Over the last 20 years, Halteres has had the opportunity to work with many diagnostic technology companies (over 200 startups, many large multinational manufacturers) and their investors (angels, venture capitalists, granting agencies, NGOs). In that period, several diagnostics companies that initially appeared to be on a path to success ultimately failed. In 2015, the Bill and Melinda Gates Foundation asked Halteres to conduct a study to help them understand why some diagnostics companies fail and others succeed. For that purpose, we identified 28 diagnostics companies to include in a systematic study. We sought out and interviewed a number of experts from the investment community, company management teams from successful and failed companies and our Halteres Associates, most of whom have worked in diagnostics companies in various capacities. There were many insights shared and recorded.

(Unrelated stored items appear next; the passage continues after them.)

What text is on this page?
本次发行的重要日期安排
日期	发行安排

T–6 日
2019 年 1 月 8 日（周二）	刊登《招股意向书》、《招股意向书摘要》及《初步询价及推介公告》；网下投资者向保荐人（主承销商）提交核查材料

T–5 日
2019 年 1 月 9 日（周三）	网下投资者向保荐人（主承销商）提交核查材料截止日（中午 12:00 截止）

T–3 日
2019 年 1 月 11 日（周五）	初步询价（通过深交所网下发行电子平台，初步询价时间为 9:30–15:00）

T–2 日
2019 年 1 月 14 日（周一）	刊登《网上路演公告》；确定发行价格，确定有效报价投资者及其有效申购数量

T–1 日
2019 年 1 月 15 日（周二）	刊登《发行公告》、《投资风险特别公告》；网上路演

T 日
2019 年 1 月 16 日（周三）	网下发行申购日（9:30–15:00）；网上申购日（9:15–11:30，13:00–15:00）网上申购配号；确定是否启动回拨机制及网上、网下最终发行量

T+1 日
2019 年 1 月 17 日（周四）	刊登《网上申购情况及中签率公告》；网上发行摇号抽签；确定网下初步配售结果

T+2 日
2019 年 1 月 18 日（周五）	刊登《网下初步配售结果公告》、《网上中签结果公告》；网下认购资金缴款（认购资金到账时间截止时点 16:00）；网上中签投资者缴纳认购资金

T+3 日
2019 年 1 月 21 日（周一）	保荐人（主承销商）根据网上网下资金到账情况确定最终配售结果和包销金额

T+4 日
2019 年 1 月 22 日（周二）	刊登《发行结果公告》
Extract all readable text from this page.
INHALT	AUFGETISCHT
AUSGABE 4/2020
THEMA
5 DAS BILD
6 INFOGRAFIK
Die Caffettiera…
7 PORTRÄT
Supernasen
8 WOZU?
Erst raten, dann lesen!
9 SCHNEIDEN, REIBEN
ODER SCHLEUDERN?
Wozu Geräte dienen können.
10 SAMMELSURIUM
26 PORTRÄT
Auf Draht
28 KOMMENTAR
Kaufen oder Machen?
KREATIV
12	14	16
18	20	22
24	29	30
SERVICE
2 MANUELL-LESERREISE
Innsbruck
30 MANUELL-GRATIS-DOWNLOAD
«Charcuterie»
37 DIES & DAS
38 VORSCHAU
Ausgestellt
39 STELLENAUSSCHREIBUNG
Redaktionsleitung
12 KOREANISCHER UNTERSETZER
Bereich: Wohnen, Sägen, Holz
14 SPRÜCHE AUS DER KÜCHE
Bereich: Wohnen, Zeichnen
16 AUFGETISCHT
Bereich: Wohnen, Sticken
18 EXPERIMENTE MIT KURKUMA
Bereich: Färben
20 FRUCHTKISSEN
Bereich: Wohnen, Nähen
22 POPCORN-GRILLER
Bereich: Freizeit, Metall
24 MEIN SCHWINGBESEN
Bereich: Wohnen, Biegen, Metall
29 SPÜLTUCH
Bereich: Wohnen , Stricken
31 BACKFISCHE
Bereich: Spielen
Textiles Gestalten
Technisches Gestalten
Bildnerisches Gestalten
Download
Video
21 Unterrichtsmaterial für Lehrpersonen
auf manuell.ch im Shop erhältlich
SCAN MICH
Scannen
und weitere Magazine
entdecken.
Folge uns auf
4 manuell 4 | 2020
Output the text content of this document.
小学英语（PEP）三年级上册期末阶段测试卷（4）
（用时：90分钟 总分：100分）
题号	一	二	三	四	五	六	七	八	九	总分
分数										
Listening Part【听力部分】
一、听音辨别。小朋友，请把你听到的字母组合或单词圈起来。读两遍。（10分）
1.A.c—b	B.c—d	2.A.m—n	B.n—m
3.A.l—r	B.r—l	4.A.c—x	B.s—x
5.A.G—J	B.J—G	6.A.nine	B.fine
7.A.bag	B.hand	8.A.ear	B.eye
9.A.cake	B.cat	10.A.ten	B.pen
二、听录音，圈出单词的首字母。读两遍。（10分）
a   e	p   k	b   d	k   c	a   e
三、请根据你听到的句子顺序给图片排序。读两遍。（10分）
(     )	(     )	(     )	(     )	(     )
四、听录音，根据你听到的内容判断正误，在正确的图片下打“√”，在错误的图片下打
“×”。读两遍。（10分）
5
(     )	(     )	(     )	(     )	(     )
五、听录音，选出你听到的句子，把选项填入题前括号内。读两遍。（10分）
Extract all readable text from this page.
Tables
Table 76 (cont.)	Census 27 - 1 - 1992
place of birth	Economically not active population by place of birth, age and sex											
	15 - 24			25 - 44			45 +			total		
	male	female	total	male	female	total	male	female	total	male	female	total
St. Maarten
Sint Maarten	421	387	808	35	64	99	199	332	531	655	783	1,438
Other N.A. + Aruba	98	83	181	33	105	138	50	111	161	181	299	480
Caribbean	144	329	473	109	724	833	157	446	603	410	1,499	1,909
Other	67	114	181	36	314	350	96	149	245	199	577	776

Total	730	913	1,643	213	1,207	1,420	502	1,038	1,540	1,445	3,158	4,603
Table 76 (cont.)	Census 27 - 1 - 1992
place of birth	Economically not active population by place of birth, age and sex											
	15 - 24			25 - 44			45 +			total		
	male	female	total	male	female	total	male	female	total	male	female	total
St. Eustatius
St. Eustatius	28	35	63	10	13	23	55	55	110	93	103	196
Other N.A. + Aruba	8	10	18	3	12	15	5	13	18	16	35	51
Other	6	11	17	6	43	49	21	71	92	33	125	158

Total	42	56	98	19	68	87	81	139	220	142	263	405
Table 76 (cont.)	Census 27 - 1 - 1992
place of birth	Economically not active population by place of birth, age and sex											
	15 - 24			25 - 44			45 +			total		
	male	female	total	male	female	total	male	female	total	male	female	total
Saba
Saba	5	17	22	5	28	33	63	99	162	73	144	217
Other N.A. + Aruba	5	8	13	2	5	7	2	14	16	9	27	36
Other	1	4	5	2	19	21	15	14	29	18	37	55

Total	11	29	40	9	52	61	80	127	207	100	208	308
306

The 28 diagnostics companies were classified into one of three groups: 1) “Successes” were defined as those companies that had reached commercial sustainability; 2) “Failures” were either out of business entirely or had their assets sold for small sums at the time of the study; and, 3) “Zombies” indicated companies that we felt were likely to eventually fail. Since the initial study was completed, 7 of the 8 Zombies identified were out of the business by the 4th quarter of 2021.  

The 28 companies were assessed based upon 5 phases of growth and the key objectives required to be successful in each phase. Successes tended to check all of the boxes, while Failures tended to fall short at more than one point, but typically one item appeared to be the most significant problem. Most Failures made early mistakes that resulted in company closure, but in other cases Failures managed to stay in business for many years. Most Zombies were rather long lived (~5-10 years).

We identified a number of best practices used by Successes that our interviewees and we felt could have saved the companies that failed. These factors will be presented and discussed.